Posted By: Nelly Re: Hind Street Gas Works area & Thomas Street - 6th Aug 2014 9:42am
Hi Reno I don't know if you are still a member but I have just found this site on looking for history of Thomas street I was born in Thomas street number 12 I lived with my Nan Maggie Davies and my brother Derek Davies or. Mogs nickname it was so lovely to read yours and Yollers memories they could have been mine I loved Thomas Street and all the lovely people who lived there and had a goos cry when I saw the pictures and our house was on it my Name was Marggret Hoole as my nans sister adopted me I would love to have a chat to you about Tomo as we called it I remember the dolls hospital or Vins as we called it and the pub at the top was the Borough our teddy and all my uncles drank in there as well and I can still remember the ding song when they came out we could hear it from out bedroom I hope you art still on here and Yollar lovely seeing and hearing a blast from my past I am 75 now good wishes x x x
Posted By: Nelly Re: Hind Street Gas Works area & Thomas Street - 6th Aug 2014 10:07am
Hi Yoller I have just found this site after looking for history of Thomas Street and saw your wonderful pictures of there I am sure one of them was our house number 12 I was born and bred there and cried for days when they demolished it and again today when I saw your photos they brought back such Happy memories of my childhood and teenage years I noticed Reno has some good memories as well I would love to have a chat to you sometime I lived with my Nan mrs Davies or Maggie and my brother Derek or Mogs who went away to sea for the blue funnel line and our Teddy Davies in number 12 I am 75 now and it was so lovely finding other people who knew Tomo. As we called it would love to have a chat sometime best wishes my Name was Margaret Hoole
Posted By: chriskay Re: Hind Street Gas Works area & Thomas Street - 6th Aug 2014 10:52am
Welcome to wikiwirral, Nelly, hope you find plenty to interest you here.

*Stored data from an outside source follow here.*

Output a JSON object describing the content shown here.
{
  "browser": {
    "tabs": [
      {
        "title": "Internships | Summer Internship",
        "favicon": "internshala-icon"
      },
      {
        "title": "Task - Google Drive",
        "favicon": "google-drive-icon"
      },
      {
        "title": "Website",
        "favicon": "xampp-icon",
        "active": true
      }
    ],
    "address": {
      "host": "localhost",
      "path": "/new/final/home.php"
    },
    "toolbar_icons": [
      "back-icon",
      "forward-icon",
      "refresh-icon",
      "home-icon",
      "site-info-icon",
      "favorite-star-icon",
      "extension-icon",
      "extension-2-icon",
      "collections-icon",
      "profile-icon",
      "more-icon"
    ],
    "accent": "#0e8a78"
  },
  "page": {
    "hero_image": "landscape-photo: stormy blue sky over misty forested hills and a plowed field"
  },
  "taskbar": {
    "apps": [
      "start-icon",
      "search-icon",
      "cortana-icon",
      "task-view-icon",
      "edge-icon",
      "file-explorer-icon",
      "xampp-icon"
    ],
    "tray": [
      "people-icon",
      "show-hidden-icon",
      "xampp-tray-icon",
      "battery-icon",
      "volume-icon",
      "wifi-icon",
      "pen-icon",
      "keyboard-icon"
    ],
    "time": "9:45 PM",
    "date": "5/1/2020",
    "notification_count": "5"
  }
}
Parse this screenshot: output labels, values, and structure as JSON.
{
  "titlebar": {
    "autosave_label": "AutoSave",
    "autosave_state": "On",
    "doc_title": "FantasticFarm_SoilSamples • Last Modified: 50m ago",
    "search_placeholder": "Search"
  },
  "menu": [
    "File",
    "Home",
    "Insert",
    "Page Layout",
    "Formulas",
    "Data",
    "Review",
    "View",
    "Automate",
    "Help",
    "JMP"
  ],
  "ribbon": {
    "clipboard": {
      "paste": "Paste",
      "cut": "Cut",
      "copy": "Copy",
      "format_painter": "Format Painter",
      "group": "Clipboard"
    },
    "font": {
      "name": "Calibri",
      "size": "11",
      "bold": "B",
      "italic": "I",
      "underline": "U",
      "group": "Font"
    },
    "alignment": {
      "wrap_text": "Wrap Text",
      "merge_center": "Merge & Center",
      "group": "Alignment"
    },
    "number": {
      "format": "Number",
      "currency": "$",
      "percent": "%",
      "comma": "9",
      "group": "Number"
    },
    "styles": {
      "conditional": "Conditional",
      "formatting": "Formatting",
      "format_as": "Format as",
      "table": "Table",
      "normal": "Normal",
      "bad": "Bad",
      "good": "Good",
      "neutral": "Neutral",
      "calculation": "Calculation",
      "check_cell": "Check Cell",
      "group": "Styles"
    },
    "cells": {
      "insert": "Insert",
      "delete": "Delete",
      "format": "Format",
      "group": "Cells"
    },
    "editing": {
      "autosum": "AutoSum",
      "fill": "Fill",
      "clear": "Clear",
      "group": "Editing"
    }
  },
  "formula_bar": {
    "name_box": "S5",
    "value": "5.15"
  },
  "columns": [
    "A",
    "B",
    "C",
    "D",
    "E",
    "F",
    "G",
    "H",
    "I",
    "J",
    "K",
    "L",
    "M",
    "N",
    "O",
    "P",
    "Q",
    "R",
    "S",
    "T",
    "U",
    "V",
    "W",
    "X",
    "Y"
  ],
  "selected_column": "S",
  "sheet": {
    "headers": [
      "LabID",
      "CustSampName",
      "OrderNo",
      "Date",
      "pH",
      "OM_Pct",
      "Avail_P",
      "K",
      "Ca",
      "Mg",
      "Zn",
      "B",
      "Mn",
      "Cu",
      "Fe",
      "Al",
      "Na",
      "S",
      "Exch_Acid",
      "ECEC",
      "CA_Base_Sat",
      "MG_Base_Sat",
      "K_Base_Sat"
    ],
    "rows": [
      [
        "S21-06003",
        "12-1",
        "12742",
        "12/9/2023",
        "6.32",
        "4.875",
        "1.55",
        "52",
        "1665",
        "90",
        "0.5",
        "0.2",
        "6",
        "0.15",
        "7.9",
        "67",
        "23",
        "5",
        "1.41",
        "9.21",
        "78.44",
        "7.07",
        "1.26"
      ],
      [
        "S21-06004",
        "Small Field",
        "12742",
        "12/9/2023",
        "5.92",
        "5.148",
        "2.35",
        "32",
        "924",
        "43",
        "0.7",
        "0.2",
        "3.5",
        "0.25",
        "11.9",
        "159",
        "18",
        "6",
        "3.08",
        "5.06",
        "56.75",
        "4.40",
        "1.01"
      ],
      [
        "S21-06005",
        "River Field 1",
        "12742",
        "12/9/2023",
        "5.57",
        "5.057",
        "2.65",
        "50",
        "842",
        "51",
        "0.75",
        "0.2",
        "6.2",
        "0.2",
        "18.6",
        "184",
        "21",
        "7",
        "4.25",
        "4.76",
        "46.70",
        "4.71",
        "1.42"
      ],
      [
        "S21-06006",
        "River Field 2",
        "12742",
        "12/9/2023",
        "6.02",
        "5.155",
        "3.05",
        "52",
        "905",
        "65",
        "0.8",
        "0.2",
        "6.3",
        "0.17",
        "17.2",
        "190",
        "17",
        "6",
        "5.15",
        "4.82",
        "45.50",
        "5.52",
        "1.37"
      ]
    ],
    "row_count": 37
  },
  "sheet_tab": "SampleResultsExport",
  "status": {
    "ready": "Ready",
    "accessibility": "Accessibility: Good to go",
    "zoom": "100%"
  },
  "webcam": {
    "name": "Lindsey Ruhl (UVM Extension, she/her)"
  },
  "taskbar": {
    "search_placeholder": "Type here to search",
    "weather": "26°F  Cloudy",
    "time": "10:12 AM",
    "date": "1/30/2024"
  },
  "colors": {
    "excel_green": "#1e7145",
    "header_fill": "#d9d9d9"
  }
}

Posted By: Nelly Re: Hind Street Gas Works area & Thomas Street - 7th Aug 2014 9:17pm
Thank you Chriskay I am sure there will be
Posted By: linzs Re: Hind Street Gas Works area & Thomas Street - 14th Jan 2015 7:56pm
Hi all I'm wondering if anyone remembers my dad from Thomas Street their surname was Cartwright, he lived there with his mum Julia and dad Lenny, he had 5 brothers and one sister. They lived there in the 1960's and stayed for 14yrs. He often tells me stories of Thomas Street and some of the people who lived there so was hoping someone might remember them.
Posted By: Macwac Re: Hind Street Gas Works area & Thomas Street - 4th Sep 2019 4:16pm
Hi Nelly, my dad remembers your family, I think he worked on the coal with Ted.
I am doing the typing as he is not so good with technology yet... He would be made up to chat about the old days ... Hope you are still using this site
Originally Posted by Macwac
Hi Nelly, my dad remembers your family, I think he worked on the coal with Ted.
I am doing the typing as he is not so good with technology yet... He would be made up to chat about the old days ... Hope you are still using this site


Unfortunately it is over five years ago since Nelly last accessed this forum, but you never know.
Posted By: bmellors Re: Hind Street Gas Works area & Thomas Street - 20th May 2021 8:33am
Originally Posted by yoller
These two pictures of Thomas Street were published on a Wikiwirral thread some time ago, but I can't find it. I think they were taken when the area was being demolished in the late 1960s. I'm sure someone will be able to find the thread.


Any idea why I can't download these images?
Can someone send me them?
Posted By: dingle Re: Hind Street Gas Works area & Thomas Street - 19th Aug 2021 7:12am
I lived up in Dingle Road a couple of hundred metres up Borough Rd. I used to go with mum and an old pram down to the gasworks to get a bag of coke. It must have been before I went to school( Christ Church Claughton).